Santino is dressed in Lucky jeans, a camo sweatshirt adorned with a hot-pink-and-black peace button, and a gray newsboy cap and bandanna. He sounds uncharacteristically melancholy for a guy who amused himself with spot-on imitations of Tim Gunn, the show’s fashion coach, whom he still talks to, and Michael Kors, the judge whose eyebrows were arched with impatient superiority whenever one of Santino’s shredded designs hit the runway. But he brightens when a new batch of shoppers approaches, offering the same greeting to everyone: “Hey, how’s it going?”

As far as yard sales go, Santino’s is a respectable score for fellow designers or amateur sewers hunting for scraps of denim, chiffon or silks, but woeful on all other counts. A banged-up white microwave sold to a husky Latino man who saw only a good bargain, not a castoff imbued with the magic of reality TV. Other items included a couple of mismatched chairs, two dirty mattresses, a set of Coleman camping lamps (“used for parties and stuff, I’m pretty sure they work”) and a mildewed animal cage with tufts of hair inside. A few books are on hand too, including Stephen Hawking’s Universe and Six Degrees of Kevin Bacon.

Every few minutes, someone asks Santino if they can get a picture, or when he’ll be back on TV. (“It’s definitely in the future,” he says, but how is still not decided. As for designing, he adds, “I’m trying not to rush into anything . . . it’s all about the long term.”) He playfully agrees to every photographic scheme, even getting into horsy position when a young dead ringer for the Strokes’ Fabrizio Moretti jumps on his back. The hipster brags that this will be his best MySpace picture ever.

Most of Santino’s fans are in their 20s and dressed in the Silver Lake uniform of ironic T-shirts and ’70s sunglasses, but there are also older women who offer hugs and affirmations. “You’re such a kind man,” says a Miami grandmother type with coral lipstick, white pants and a silken zebra-striped blouse.
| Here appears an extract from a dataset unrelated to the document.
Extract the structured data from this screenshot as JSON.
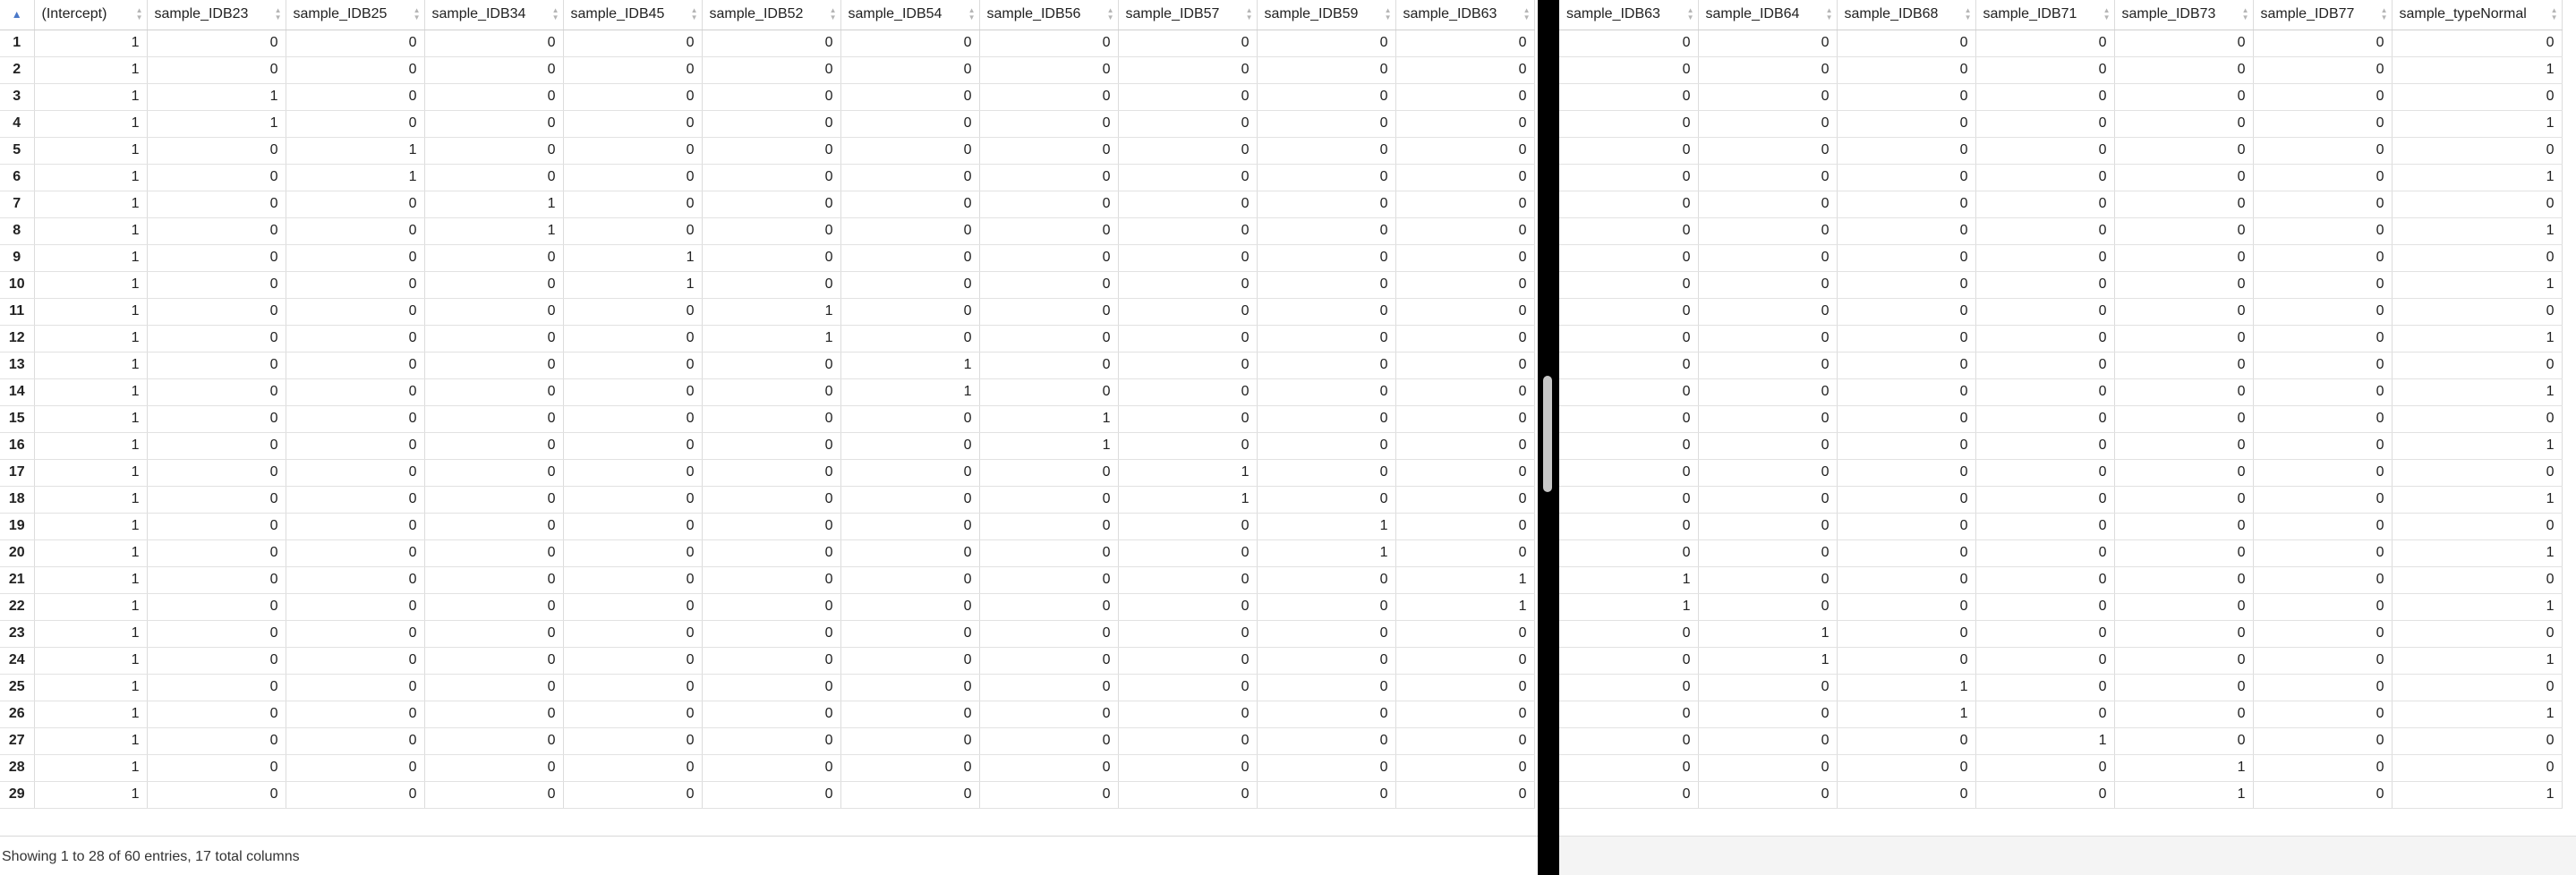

Santino thanks her with his head down, a shy smile transforming him into an affection-starved schoolboy. When she walks away, he shakes his head and chuckles.

Soon enough, the fork-tongued and acid-humored Santino, who ruthlessly criticized his teammates on Project Runway for their lack of tailoring skills or vision, or merely for the sound of their voice, is out to play. When two women crowd around him for a picture, he says, “You can take more than one, in case you’re not friends in a year.” Awkward silence until Santino bursts into a guffaw.

“The first half of the finale made it look like I won,” Santino tells a guy who wants the full rundown.

“Right,” the guy says. “Considering the edit, who would’ve guessed that Chloe would win?”

“Well, considering the clothes, too,” Santino says, loud enough for the small crowd of 15 to laugh along.

One woman shouts out, “You were robbed, my friend.”

Santino shrugs, his eyes inscrutable behind aviator glasses. “Things happen for a reason. It’s all good.”